Сейчас я тебя буду бить, — лениво сообщил мне на мертвом часе Изя, когда ему надоело лежать с закрытыми глазами. Броня строго-настрого наказала не шуметь и ушла на базар.

Я тебя побью, — немного оживленней повторил Изя, — чтобы ты не спорила, если не знаешь. У моего папы орден боевого Крас­ного Знамени.

Он замолчал, ожидая возражений. Все знали, что Изин папа всегда работал в магазине и никаких боевых дел на его счету не было. Неслыханная наглость толстого маль­чишки, который раньше никогда не задирался, а старался пристроиться под начало к кому-­нибудь посмелее и поумнее, застала меня' врасплох.

А он расходился все больше.

— Мой папа получил орден за Халхин-Гол. Он был там командиром. А сейчас становится непривычно задумчивой и спо­койной. А сейчас у не­го целый полк и черная кожаная куртка с ремнями. И своя машина... Ну, будешь спо­рить? — Шепот его стал злым и, ухватив­шись пухлой рукой за край моей раскладуш­ки, он подтянул ее вплотную к своей.

Вскочить? Позвать других ребят? Стукнуть нахального Изю?

Мне и в голову это не пришло. Слишком много за последнее время случилось такого, с чем ничего нельзя было поделать.

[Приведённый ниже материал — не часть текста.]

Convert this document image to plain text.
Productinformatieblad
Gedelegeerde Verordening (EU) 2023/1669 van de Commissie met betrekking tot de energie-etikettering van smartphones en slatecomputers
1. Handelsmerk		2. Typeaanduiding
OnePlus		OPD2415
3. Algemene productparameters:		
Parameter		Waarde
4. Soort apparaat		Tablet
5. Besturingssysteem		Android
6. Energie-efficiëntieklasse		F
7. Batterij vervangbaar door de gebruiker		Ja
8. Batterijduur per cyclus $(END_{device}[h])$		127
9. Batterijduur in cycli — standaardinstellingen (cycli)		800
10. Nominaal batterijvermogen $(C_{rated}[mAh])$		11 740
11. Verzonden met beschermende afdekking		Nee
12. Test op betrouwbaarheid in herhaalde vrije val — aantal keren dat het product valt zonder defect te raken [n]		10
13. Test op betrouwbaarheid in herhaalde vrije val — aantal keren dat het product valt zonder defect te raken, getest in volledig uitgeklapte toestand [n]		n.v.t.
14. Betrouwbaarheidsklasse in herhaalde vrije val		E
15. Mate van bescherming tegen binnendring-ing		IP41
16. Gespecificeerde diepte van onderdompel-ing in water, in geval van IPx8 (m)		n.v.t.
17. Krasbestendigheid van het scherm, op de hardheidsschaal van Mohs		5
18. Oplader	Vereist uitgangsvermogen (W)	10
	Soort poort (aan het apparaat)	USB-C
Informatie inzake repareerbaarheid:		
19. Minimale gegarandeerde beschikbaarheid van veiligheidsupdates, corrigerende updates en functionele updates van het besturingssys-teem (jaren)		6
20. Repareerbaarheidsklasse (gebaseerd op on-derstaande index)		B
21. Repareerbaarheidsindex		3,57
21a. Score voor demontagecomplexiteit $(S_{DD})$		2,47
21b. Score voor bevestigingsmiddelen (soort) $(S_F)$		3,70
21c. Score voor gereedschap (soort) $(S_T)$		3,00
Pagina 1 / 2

Ведь вместо того, чтобы закончиться на­шей победой, война неудержимо разраста­лась и катила, как на скором поезде, за нами следом. А мы отправились в обратную от до­ма сторону и заехали в голодный поселок, остриглись наголо, оделись в одинаковые не­красивые платья — и ничего, живем, мертвый час у нас после обеда.

Еще одна скверная перемена заставила только привычно сжаться сердце. Значит, так надо в этом беспорядке, который установился кругом. Изя теперь может врать сколько вле­зет и даже бить меня, когда захочется. Он не такой, как мы все. Его уже не потеряют ро­дители. Мама целый день не спускает с него глаз и приносит ему в постель жареную кар­тошку на сковороде. И о папе своем он все знает. Когда нас увозили с дачи, Изин папа оказался на станции и проехал с нами в од­ном поезде почти до Москвы. Теперь он пи­шет письма, от которых наша воспитательница становится задумчивой и спокойной.

А где наши папы и что теперь с нашими мамами в том, оставшемся под бомбами мире?

Изя сильнее меня в сто раз, в тысячу раз. Как самолет с пулеметами сильнее безоруж­ного человека. И мне придется спасаться са­мой как могу.

— А знаешь, — сказала я этому до зубов вооруженному разбойнику самым приветли­вым голосом (оказывается, был у меня такой, я просто не знала), — наша речка течет до самой Волги, а по Волге плавают пароходы.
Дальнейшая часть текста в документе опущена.